The Rage Against God

I’m borrowing the title of the Peter Hitchens book to highlight an interesting connection between a psalm and Daniel.  Having recently picked up some Aramaic, I was reading Daniel 6 in the wee hours (see my insomnia post!) and discovered a word in the Daniel-in-the-lions’-den story that also turns up, just once, in the Psalms in Hebrew.  The word is the verb ‘ragash‘, which appears in Psalm 2:1, in the gripping opening line, “Why do the nations rage?”  Being the only occurrence of this verb, its meaning is debated, but it seems to connote a crowd in tumult (see the cognate noun, used positively, in 55:15 (Eng. 14), to indicate a happy, noisy, chaotic crowd headed for worship at the temple.)

Well, the verb turns up three times in the lions’ den story, and in an interesting pattern.  In 6:7 (Eng. 6:6), the group that envies Daniel goes to the king, Darius, urging him to issue a decree that there be no worship for thirty days, except that directed to Darius himself.  We are led to understand this as an appeal to his ego.  Daniel learns of this, but maintains his three-time daily prayer routine towards Jerusalem (we are reminded of the programmatic, and possibly exilic, prayer of Solomon in 1 Kings 8), which makes him a sitting duck for the set-up, and his opponents in v. 12 (Eng. 11) come in in ‘ragash‘ fashion to catch him red-kneed.  When Darius learns of this development, he looks for a way to excuse Daniel, but now Daniel’s rivals in v. 16 (Eng. 15) ‘ragash‘ back into the king to remind him of his obligations to keep the irrevocable law of the Medes and Persians.  Into the lions’ den goes Daniel.

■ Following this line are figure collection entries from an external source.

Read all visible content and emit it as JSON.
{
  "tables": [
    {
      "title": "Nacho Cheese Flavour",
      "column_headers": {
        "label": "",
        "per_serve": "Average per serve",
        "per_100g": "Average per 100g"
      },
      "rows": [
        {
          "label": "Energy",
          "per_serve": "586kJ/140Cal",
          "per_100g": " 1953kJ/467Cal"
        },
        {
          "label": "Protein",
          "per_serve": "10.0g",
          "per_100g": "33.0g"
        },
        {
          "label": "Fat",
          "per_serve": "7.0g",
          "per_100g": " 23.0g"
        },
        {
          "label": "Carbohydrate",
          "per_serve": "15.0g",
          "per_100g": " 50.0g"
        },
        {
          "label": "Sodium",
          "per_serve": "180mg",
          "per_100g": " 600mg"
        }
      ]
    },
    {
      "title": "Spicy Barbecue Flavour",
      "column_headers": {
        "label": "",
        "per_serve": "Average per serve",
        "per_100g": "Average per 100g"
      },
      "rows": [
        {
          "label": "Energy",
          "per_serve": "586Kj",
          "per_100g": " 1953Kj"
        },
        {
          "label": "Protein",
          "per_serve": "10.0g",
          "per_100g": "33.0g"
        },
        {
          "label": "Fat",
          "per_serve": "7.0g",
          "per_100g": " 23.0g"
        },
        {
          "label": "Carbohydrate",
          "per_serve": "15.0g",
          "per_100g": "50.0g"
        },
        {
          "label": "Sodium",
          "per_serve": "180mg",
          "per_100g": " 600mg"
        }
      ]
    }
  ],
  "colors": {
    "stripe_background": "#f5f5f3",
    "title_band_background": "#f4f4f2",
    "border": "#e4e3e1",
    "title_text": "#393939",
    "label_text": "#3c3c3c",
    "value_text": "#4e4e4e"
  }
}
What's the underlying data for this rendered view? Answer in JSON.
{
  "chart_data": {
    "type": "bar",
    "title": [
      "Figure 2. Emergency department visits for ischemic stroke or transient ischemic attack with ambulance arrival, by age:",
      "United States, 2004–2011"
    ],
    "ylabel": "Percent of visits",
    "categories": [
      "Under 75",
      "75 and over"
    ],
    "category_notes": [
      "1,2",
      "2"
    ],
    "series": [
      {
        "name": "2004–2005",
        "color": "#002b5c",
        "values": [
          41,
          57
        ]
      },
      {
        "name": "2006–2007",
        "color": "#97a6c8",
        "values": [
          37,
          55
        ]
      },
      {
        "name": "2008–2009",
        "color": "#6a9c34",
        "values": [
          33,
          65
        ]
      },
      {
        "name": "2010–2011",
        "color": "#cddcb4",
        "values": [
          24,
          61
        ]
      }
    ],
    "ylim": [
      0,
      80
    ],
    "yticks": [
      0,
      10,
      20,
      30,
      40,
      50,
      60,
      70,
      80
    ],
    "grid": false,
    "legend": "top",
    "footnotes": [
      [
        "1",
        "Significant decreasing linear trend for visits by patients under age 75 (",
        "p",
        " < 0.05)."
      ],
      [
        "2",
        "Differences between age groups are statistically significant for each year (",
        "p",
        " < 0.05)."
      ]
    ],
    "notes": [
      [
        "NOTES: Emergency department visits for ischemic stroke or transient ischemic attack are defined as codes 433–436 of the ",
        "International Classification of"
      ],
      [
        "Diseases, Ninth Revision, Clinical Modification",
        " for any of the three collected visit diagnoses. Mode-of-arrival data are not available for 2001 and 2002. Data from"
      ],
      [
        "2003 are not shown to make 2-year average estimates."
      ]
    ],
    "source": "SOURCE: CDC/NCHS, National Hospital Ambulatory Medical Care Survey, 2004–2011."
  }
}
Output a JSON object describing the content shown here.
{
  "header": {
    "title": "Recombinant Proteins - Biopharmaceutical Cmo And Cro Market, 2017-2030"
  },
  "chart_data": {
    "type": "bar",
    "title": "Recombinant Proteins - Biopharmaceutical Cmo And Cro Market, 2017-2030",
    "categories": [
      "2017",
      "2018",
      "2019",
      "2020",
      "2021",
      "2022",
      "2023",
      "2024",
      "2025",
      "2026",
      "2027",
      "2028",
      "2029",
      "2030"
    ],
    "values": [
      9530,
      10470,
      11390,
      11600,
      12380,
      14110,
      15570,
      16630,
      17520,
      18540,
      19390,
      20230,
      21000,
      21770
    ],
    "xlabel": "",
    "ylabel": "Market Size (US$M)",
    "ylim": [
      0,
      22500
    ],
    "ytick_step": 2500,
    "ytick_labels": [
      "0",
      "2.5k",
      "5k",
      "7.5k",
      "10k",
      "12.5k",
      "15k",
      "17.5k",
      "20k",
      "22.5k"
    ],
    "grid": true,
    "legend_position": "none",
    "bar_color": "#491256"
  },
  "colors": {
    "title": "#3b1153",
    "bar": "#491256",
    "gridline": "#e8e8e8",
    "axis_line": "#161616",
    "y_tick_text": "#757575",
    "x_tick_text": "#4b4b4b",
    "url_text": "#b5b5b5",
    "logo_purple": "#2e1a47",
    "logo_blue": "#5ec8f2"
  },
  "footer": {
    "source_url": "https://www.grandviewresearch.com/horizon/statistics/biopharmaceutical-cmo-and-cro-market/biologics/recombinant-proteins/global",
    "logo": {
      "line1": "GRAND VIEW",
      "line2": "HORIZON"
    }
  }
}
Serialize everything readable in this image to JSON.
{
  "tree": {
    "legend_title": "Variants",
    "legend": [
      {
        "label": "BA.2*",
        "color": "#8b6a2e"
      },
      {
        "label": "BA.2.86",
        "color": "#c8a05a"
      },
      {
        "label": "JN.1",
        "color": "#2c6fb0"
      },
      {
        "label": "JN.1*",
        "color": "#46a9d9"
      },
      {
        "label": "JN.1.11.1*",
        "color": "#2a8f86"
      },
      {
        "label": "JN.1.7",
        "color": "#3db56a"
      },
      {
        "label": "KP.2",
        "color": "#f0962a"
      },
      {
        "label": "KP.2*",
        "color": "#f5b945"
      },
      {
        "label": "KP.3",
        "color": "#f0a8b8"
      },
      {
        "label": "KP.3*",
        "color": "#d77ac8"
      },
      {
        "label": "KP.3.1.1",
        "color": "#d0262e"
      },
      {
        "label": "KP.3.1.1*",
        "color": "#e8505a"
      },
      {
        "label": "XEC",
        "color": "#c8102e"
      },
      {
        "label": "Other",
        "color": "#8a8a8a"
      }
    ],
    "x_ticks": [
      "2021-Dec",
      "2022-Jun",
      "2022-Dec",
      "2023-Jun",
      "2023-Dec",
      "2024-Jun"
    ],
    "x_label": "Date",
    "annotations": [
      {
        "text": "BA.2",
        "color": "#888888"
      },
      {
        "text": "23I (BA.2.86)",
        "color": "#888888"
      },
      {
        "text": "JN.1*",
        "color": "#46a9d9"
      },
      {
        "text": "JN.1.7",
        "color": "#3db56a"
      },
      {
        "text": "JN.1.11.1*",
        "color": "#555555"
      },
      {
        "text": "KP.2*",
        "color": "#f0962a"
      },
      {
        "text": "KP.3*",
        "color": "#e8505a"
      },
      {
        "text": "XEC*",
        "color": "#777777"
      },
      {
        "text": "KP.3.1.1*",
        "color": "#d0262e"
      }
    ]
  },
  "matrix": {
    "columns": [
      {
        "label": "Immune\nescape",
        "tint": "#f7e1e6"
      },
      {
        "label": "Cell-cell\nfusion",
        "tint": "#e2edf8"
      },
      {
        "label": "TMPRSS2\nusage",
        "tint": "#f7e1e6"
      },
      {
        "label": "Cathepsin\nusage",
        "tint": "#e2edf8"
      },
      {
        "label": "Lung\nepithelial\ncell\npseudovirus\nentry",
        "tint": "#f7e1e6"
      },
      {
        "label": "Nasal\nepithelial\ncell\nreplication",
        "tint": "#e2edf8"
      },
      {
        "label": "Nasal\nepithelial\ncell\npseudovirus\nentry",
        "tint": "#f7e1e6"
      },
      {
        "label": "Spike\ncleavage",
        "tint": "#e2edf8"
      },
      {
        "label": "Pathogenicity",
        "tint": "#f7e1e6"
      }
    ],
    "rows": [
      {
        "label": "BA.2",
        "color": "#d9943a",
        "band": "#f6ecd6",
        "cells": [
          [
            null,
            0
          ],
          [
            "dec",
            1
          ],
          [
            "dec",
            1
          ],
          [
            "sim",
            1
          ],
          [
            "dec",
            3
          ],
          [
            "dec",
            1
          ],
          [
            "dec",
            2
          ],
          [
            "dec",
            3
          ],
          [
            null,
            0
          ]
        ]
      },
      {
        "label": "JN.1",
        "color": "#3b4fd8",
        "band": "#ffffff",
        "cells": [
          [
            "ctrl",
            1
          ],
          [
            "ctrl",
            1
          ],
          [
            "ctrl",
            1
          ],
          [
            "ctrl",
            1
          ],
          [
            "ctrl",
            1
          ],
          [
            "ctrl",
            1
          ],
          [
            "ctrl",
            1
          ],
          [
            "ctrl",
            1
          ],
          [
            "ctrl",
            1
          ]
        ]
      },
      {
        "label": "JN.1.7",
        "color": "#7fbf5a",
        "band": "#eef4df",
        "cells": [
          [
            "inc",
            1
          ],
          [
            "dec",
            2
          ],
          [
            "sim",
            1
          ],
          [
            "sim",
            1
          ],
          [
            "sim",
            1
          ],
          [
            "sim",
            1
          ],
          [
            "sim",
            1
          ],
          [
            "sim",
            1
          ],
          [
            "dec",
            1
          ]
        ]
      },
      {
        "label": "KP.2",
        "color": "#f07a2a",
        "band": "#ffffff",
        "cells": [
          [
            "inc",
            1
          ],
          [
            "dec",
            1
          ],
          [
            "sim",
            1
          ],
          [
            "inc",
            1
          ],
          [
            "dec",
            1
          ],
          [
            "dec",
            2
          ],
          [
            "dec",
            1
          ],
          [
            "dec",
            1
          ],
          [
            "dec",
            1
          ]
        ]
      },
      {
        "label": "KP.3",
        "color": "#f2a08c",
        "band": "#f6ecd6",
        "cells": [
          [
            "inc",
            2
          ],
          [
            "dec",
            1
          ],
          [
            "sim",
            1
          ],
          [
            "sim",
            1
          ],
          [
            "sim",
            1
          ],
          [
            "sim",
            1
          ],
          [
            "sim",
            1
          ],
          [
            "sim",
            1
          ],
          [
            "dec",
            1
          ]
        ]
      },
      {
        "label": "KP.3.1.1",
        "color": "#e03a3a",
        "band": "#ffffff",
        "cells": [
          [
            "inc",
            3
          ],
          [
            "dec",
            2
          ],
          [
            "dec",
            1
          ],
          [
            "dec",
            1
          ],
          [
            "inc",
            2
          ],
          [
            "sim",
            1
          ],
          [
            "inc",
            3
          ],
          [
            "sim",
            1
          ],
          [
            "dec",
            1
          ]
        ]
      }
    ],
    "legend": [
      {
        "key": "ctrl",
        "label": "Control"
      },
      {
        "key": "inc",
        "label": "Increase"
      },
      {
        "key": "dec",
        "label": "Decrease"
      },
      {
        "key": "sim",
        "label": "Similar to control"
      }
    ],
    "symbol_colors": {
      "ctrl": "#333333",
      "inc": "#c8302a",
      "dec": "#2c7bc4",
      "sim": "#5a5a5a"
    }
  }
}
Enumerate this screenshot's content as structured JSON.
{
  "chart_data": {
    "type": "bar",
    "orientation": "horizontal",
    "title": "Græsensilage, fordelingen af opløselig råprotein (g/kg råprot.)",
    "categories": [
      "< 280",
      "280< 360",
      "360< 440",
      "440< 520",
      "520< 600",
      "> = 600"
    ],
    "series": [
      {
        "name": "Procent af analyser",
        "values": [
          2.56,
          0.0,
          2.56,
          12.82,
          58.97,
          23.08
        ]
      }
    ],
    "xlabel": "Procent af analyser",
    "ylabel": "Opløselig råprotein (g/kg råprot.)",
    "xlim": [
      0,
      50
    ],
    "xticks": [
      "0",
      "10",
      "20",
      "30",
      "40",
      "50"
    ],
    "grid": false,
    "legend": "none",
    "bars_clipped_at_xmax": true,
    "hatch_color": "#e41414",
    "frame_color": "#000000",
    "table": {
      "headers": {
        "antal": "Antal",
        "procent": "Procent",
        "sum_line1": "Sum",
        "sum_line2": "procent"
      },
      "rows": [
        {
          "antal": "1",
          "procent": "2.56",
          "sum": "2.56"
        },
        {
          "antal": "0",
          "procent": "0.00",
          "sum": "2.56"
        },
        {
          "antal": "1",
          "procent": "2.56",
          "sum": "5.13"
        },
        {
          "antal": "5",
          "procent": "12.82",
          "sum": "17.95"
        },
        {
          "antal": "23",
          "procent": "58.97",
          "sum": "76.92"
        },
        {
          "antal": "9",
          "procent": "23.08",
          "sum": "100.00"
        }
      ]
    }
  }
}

The third encounter in particular gives the reader the sense that the king is not in a strong negotiating position.  These plotting officials have the king pinned with his own strong piece, the legal force of his own edict.  He, like Daniel, is boxed in by them.  Thus the rhetorical force of this part of the story gives us a possible insight into the still-debated meaning of this elusive word.  In the English versions of Daniel 6, we are offered many alternative translations for ‘ragash’: ‘to come by agreement’ (ESV); ‘to go as a group’ (NIV); ‘[the conspirators] came’, says NRSV, giving the noun, ‘conspirators’, a little borrowed connotation from the verb, which may carry this sense in Psalm 2:1.  Somewhere I think I read, ‘stormed in’.  Perhaps that is the closest so far.  My sense is that it connotes the noisy, unruly approach of a group of persons with hostile, though hidden, intentions in this passage, though I don’t claim this with any dogmatism.  This seems to be the sense of the story, which justifies Daniel as courageously devout, and interestingly, absolves the Persian emperor Darius from any responsibility for Daniel’s plight, at the cost of making him seem disempowered.  Such an apologetic might have a real function in a Jewish community still living under Persian power.

So as in Psalm 2, not to mention in Esther, Daniel 6 finds “the nations raging” against the LORD still, and as in Psalm 2, this plotting and rebellion proves ultimately futile.  An interesting instance of how a rare Hebrew OT word lines up in meaning with its rare Aramaic counterpart.